Avon inserted two more. "If you can't be useful, be distant. It's like working under a cliff."

Gan shrugged and moved away. He wasn't sure what it was he did that always annoyed Avon. He sighed and looked towards the door where Vila was standing, or rather, slouching guard.

Vila gave him a wry and sympathetic grin. "Don't mind him. Insulting people's just one of his hobbies, along with chess and— " he suddenly turned back to the corridor. "Now let's not be hasty," he said to someone Gan couldn't see. A projectile hit the wall behind Vila, and he squeezed his eyes shut and fired.

Gan rushed out, drawing his own gun. The next bit happened quickly, but later, when he went over and over it in his mind, it seemed so slow. Vila's eyes flew open with surprise as he fell against the wall, dropping his gun. He clutched one hand to himself, looked down at his gun lying on the floor, then back to Gan in mute appeal.

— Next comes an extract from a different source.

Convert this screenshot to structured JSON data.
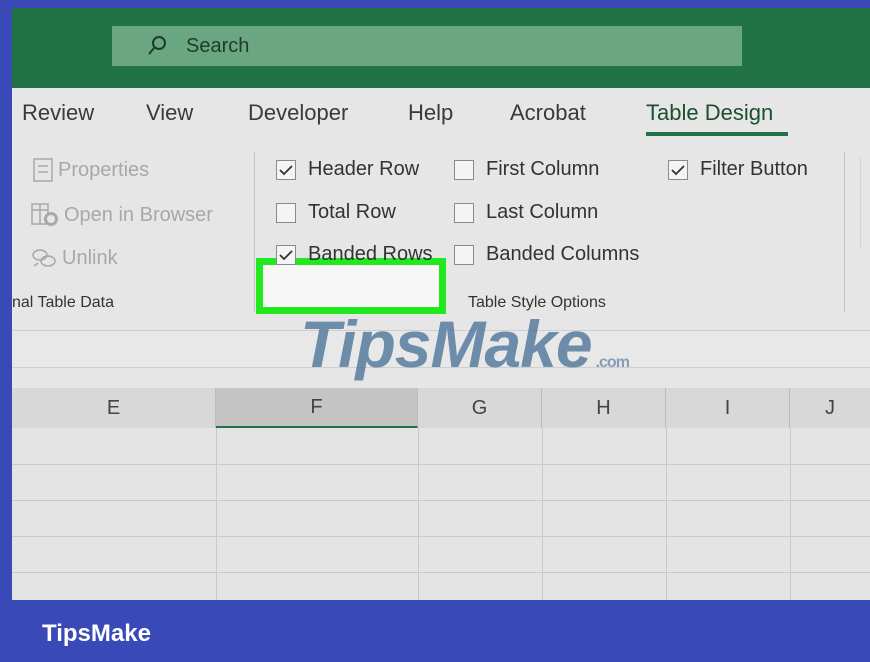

There were two guards in the corridor, one sprawled on his back, and the other about to fire on Vila again. Gan had his gun aimed in an instant, but when he tried to pull the trigger, he couldn't. Pain lanced through him and he cried out, staggering, trying to will himself to shoot, to at least save Vila. At first he thought he'd succeeded when through a red mist he saw the guard jerk and fall, but Avon pushed him aside and was firing again and again.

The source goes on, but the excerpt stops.